Short answer: you don’t! You should be “following” the conductor. Or, rather, both of you need to be on the same page, with you anticipating what’s ahead in the score as well as in the rehearsal.
In a previous post, I talked about how to play a rehearsal.
With choruses across the country about to start rehearsals, I thought this would be a good time to approach the same topic from the opposite point of view.
If you are a pianist who walks into a rehearsal expecting to follow everyone else, you will not be effective. Our job is to help people learn the music.
Picture this: the conductor is rehearsing an SATB piece. You’re playing the voice parts. Let’s say that the tenors have a difficult section, and slow down while they’re figuring it out.
What would you do? Play SAB together, then the tenor part late? (Try it! Not so easy!)
A better approach would be to play all parts together, emphasizing the tenor line. Because the tenors in this scenario are the only section having trouble, their part could be played a little louder and more percussively than the others. (Try using your thumbs.) In that way, we are contributing to the rehearsal, helping them learn their part. They hear it in rhythm, and get with the program.
A rehearsal pianist is NOT wallpaper. Even though you may hear people say, “You were so good, we didn’t know you were there!” that can be translated into how helpful you actually were.
When one part is rehearsing separately, as soon as the singers are fairly comfortable we can add the solo line, if there is one, and the bass line. This could be the bass voice part or the lowest part of the accompaniment’s left hand. The chorus gets an idea of the chord structure this way, which helps them hear where they are, how their parts relate to the whole.
Avoid playing anything that sounds dense until later in the learning process. Density confuses people, when what they really need is something clear and reliable to hang onto.
An effective rehearsal pianist is NOT a passive attendee. Just showing up is not enough.
If a rehearsal pianist does not play confidently, most likely s/he has not looked at the music. Even in a situation where sightreading is required, the playing should be far better than that superficial level. If anything, rather than following anyone, you should be providing pitches ahead of time.
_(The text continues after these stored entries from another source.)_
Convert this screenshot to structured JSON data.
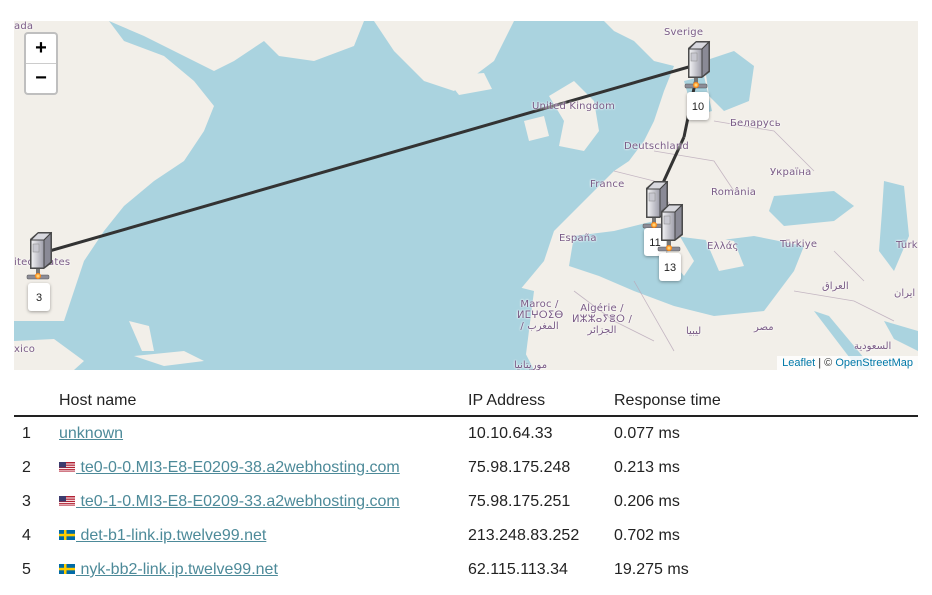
{
  "map": {
    "zoom_in_label": "+",
    "zoom_out_label": "−",
    "attribution": {
      "leaflet": "Leaflet",
      "separator": " | © ",
      "osm": "OpenStreetMap"
    },
    "place_labels": [
      "ada",
      "Sverige",
      "United Kingdom",
      "Беларусь",
      "Deutschland",
      "Україна",
      "France",
      "România",
      "España",
      "Ελλάς",
      "Türkiye",
      "Türk",
      "ited States",
      "العراق",
      "ایران",
      "Maroc / ⵍⵎⵖⵔⵉⴱ / المغرب",
      "Algérie / ⵍⵣⵣⴰⵢⴻⵔ / الجزائر",
      "ليبيا",
      "مصر",
      "السعودية",
      "موريتانيا",
      "xico"
    ],
    "hop_markers": [
      {
        "label": "3"
      },
      {
        "label": "10"
      },
      {
        "label": "11"
      },
      {
        "label": "13"
      }
    ],
    "route_color": "#333333"
  },
  "table": {
    "headers": {
      "num": "",
      "host": "Host name",
      "ip": "IP Address",
      "time": "Response time"
    },
    "rows": [
      {
        "num": "1",
        "flag": "",
        "host": "unknown",
        "ip": "10.10.64.33",
        "time": "0.077 ms"
      },
      {
        "num": "2",
        "flag": "us-flag",
        "host": " te0-0-0.MI3-E8-E0209-38.a2webhosting.com",
        "ip": "75.98.175.248",
        "time": "0.213 ms"
      },
      {
        "num": "3",
        "flag": "us-flag",
        "host": " te0-1-0.MI3-E8-E0209-33.a2webhosting.com",
        "ip": "75.98.175.251",
        "time": "0.206 ms"
      },
      {
        "num": "4",
        "flag": "se-flag",
        "host": " det-b1-link.ip.twelve99.net",
        "ip": "213.248.83.252",
        "time": "0.702 ms"
      },
      {
        "num": "5",
        "flag": "se-flag",
        "host": " nyk-bb2-link.ip.twelve99.net",
        "ip": "62.115.113.34",
        "time": "19.275 ms"
      }
    ],
    "link_color": "#4d8a99"
  }
}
When a pianist looks at the music in advance, s/he knows where the key changes are; where the repeats are and marks them; knows all difficult passages, introductions, and postludes; knows all voice parts, as well as obligato instrumental solos; AND can play any part in combination with anything else. If there is a difficult jump between pages, his/her eyes may not focus quickly enough. As soon as that happens, s/he puts an arrow in the margin.